第13話 内部にはびこる厄介者②

「ベントさん、これはランク2nd向けの依頼ですけど、本当にこれを受注するんですか!?」


「はい。私はギルドにおいてはあくまで裏方の研究者として活動するので、わざわざ勇士ランクを上げるつもりはありません。生活費と研究費、あと当面は研究室の増築費用を稼ぐため、できるだけ高額な報酬の依頼を受けます」


 リゼはすぐにはそれを承認しなかった。


 ランク5thが推奨ランク2ndの依頼を受けるなど前代未聞らしい。

 ベントが並の勇士より強いことはわかっているが、ギルドマスターに確認を取りたいとリゼは言った。


 申し訳なさそうにする彼女を安心させようと、ベントは柔らかい表情を心がけてそれを了承した。


「おい、邪魔だ。どけ」


 そのとき、突如として肩に鈍器のような力が加えられ、ベントの体が受付カウンターの前から押しのけられた。


 いつも無表情のベントは眉をピクリと反応させて野太い声の主に視線を向けた。


 そこには白髪白ひげで褐色肌の大男が立っていた。

 ベントよりも頭ひとつぶんは背が高く、筋肉の重鎧ともいえる体格にはベントの体が3つは入りそうである。

 紫色のケープと紫のパンツからしてプログレスの勇士なのは間違いない。


 大男はカウンターにあったベントの依頼書を払いのけ、自分が受ける依頼書をカウンターに叩きつけた。


「暴力行為と割り込みはマナーが悪いですよ」


 ベントが顔をしかめて抑揚なく言った。


 大男は目をいからせ、ひたいに筋を立ててベントを見下ろしてきた。


 カウンターの向こうではリゼが青ざめて首を振っている。

 ベントに「逃げて」と言っているように見える。


 しかしもう事態は動きだしていた。


「あ? なんだテメーッ!」


 大男はそのたくましい肉体から鉄槌てっついのような剛腕を打ち放った。ベントの腹に。
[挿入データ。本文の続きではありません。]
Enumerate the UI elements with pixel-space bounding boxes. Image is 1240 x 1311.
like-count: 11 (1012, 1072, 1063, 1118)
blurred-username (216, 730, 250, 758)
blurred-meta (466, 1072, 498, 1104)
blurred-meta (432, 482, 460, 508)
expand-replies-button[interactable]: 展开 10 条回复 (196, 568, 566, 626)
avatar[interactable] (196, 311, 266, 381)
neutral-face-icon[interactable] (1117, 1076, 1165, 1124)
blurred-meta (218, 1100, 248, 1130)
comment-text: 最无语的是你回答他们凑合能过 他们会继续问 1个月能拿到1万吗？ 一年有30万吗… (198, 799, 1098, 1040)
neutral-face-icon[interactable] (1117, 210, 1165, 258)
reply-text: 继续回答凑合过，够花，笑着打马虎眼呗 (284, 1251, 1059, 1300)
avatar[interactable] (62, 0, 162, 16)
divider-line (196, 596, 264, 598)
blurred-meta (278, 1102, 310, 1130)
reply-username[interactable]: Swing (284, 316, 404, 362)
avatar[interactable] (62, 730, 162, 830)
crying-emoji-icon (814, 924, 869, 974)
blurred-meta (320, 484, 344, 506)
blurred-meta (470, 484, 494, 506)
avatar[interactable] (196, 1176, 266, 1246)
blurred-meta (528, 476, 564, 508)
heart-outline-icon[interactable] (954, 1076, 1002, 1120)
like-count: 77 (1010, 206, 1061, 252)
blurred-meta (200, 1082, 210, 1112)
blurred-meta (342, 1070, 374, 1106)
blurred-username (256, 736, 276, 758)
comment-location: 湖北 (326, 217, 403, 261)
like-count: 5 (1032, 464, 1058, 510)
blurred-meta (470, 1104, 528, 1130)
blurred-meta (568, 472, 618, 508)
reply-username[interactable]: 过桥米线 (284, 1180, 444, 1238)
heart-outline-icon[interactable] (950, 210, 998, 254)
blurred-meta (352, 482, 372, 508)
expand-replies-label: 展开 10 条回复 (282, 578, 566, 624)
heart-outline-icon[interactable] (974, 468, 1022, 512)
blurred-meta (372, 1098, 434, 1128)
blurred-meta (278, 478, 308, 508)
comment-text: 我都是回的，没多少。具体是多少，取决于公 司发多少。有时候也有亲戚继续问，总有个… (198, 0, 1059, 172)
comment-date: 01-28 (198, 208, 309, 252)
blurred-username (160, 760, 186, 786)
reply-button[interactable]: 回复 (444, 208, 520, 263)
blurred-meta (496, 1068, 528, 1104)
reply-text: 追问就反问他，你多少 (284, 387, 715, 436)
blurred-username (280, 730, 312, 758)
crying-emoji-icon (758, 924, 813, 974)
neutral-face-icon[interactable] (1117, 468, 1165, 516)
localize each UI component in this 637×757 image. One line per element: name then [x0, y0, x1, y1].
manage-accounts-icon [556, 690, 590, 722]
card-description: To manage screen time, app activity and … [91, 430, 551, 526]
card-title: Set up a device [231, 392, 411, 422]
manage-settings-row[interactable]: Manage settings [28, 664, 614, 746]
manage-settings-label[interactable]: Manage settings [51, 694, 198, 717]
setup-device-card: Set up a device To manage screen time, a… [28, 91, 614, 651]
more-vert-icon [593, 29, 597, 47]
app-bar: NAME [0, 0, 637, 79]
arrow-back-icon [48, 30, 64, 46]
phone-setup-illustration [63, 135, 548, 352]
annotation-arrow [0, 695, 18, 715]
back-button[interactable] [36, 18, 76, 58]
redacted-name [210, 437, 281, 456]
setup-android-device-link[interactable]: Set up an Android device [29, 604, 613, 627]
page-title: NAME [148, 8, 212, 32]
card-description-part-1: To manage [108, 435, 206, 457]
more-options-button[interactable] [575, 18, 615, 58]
容赦の欠片もなく。


「ベントさん!」


 リゼの声はもはや悲鳴だった。


 ベントの体はわずかに宙に浮き、地に足がついたあとに2歩ほど後退した。

 その表情は先ほどと変わらぬ無表情。


 大男もベントの挙動が想定とは違っていたらしく、ベントをにらみつけたまま首をひねった。


「大丈夫ですよ、リゼさん。私の着ている服は一見すると単なる黒いシャツに見えますが、これは超ダイラタンシー性ナノ繊維スーツなので衝撃への耐性があります。外から強い衝撃が加わると即座に全体が硬化するので、私に加わる衝撃も分散されるのです」


「チョウ……スーツ……?」


「通称、ダイスーツです」


 ベントの何事もない様子に、大男の怒りのボルテージがさらにグンと上がった。

 受付カウンターにドンッと拳が打ちつけられる。

 その拍子に2枚の依頼書が浮いたので、大男の視線がチラとそちらへ向けられた。


「ん? 何だ?」


 大男はベントが持ってきた依頼書を手に取り、その内容を確認した。

 ひたいに血管の筋を浮かべたままだが、声を少し落ち着かせてリゼに尋ねた。


「おい、リゼ。こいつは誰だ? こいつはランク2ndなのか?」


「この方はベント・イニオンさんといって、昨日プログレスに加入したばかりです」


「じゃあランク5thじゃねーか! それがなんでランク2ndの依頼書を持ち出してんだ!」


 ふたたび大男が受付カウンターに拳を打ちつけ、リゼがビクッと跳ねた。


 緊迫した雰囲気だが、そんな中にあってもベントは面倒くさそうにため息をついた。

 それがいっそう大男の顔を怒りの赤に染めあげる。